Ah, but there is at least one café that recognises that customers truly value the time spend in their establishment. Its a small chain in the United Kingdom called Ziferblat Café (ziferblat being the Russian word for “wall clock”). Here, you sign in when you enter and pay six pence per minute for the time you spend there — and the coffee is free! Sure, you’re not going to get a tall, half-sweet caramel macchiato (or whatever your favorite drink is), but you are going to get a place to call your own for however long you want to stay, with books, magazines and newspapers, free internet and some rather sociable people to chat with, if you so choose.
This is an intriguing mashup of the private club, the co-working space, pay-as-you-go mobile plans and the local coffee shop. From the café’s website:
Ziferblat has a relaxing sitting room, shared office space, private meeting rooms and a full programme of events — it is place where you can do as you please, like an extension of your own home.
Work, Study, Relax, Play, Attend and Put on Events, eat cake, have a brew or breakfast or afternoon tea or…..
You will be welcomed by a Ziferblat host and can help to create and develop the concept by putting on events, volunteering or joining our team!
We have amazing wi-fi, newspapers, board games, a piano and record player, 43 kinds of tea, our own special Ziferblend coffee, we are very children friendly and dog friendly, too!

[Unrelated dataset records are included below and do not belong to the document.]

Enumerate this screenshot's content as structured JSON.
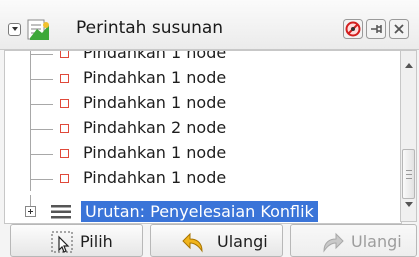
{
  "header": {
    "title": "Perintah susunan",
    "icons": [
      "collapse-icon",
      "history-icon",
      "delete-icon",
      "pin-icon",
      "close-icon"
    ]
  },
  "tree": {
    "items": [
      {
        "label": "Pindahkan 1 node"
      },
      {
        "label": "Pindahkan 1 node"
      },
      {
        "label": "Pindahkan 1 node"
      },
      {
        "label": "Pindahkan 2 node"
      },
      {
        "label": "Pindahkan 1 node"
      },
      {
        "label": "Pindahkan 1 node"
      }
    ],
    "selected_group": {
      "label": "Urutan: Penyelesaian Konflik"
    }
  },
  "buttons": {
    "select": "Pilih",
    "undo": "Ulangi",
    "redo": "Ulangi"
  },
  "colors": {
    "selection": "#3a74d8",
    "node_marker": "#e04a3b"
  }
}
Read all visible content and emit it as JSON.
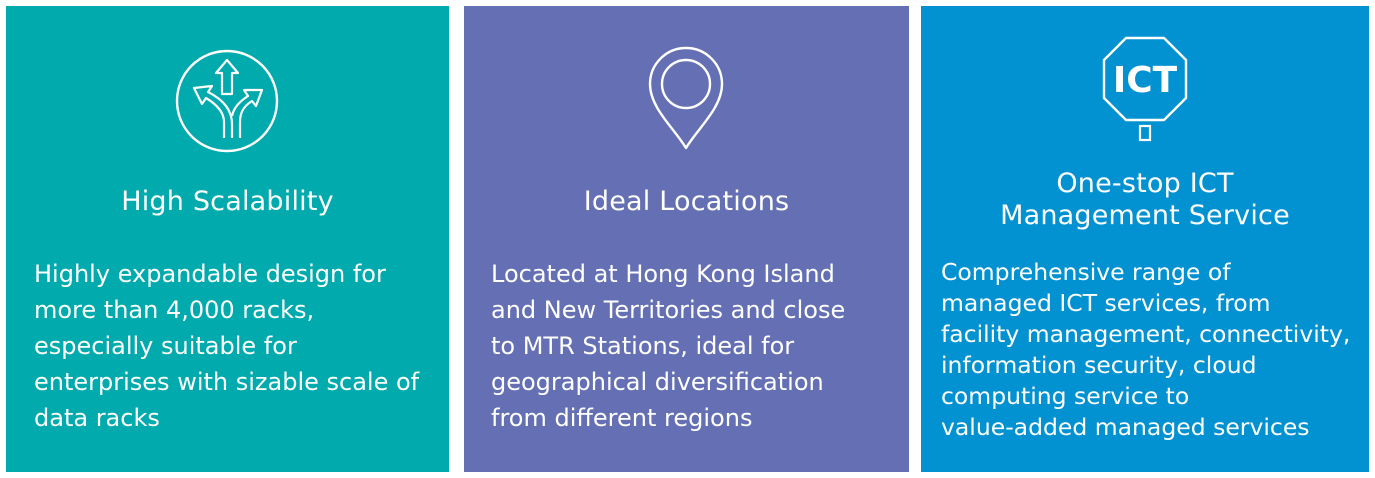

Part of what makes us unique is that everything you receive is free, the coffee, the cake, the wi-fi, everything, you pay only for the time you spend at just 8p a minute. If you want to spend the day with us, your spend will be capped at 4 hours and the rest of your time is free! That includes Vat and we don’t charge for service or, in fact, anything else at all.
My local coffee shop, Receiver Coffee, has a capacity issue that renders it delightful at 7:30 a.m. and less hospitable, because of tourists and “cheap place to work all day” laptop-bearers, for much of the balance of the morning and afternoon; is a by-the-minute charge the solution to this?
8p is 13 cents Canadian a minute, or about $8 an hour; that seems like a reasonable price to pay for a chair, table, coffee and cake. And yet it also offends my egalitarian sensibilities in the same way that having a private park would (I’d love a private park; I’m also offended by the very notion of a private park).
The Small Print Board Game Café has a scheme that’s similar in some ways to Ziferblat:
Here’s the scoop: You pay $5 and you can play as many board games as you want and stay as long as you want. With over 300 games to choose from; these range from classics like Monopoly, Pictionary and Scrabble to more modern games such as, Ticket to Ride, Settlers of Catan and Carcasonne. There will be staff that have intimate knowledge on board games, who can help you select a game and set it up providing you with a walk through of the game and its rules; let us take care of the small print!
I’ve never been to Small Print because the conditions of its liquor license don’t allow Oliver, being under 19, to be there after 8:00 p.m., and if I was going to go somewhere and play board games with someone, it would be with Oliver, after 8:00 p.m. But I’m not offended by the cover charge, and that it’s still in place, a year after opening, suggests that it’s working for them.
The other Prince Edward Island experiment in this regard has been Avonlea Village in Cavendish, for which, in a quirk of history, I wrote the original business plan. When Avonlea opened there was a modest admission charge that some, especially Islanders, resisted as, in essence, “paying for the right to shop.” As Avonlea evolved, the commercial aspects of the attraction gave way to Anne of Green Gables-related activities and theatre and, with this change, the admission fee rose; more recently the model changed again, with the admission fee removed entirely and Avonlea refocusing on the commercial, especially its cluster of restaurants.
Would you pay $8 an hour for a clean well-lighted place to drink coffee and read the newspaper?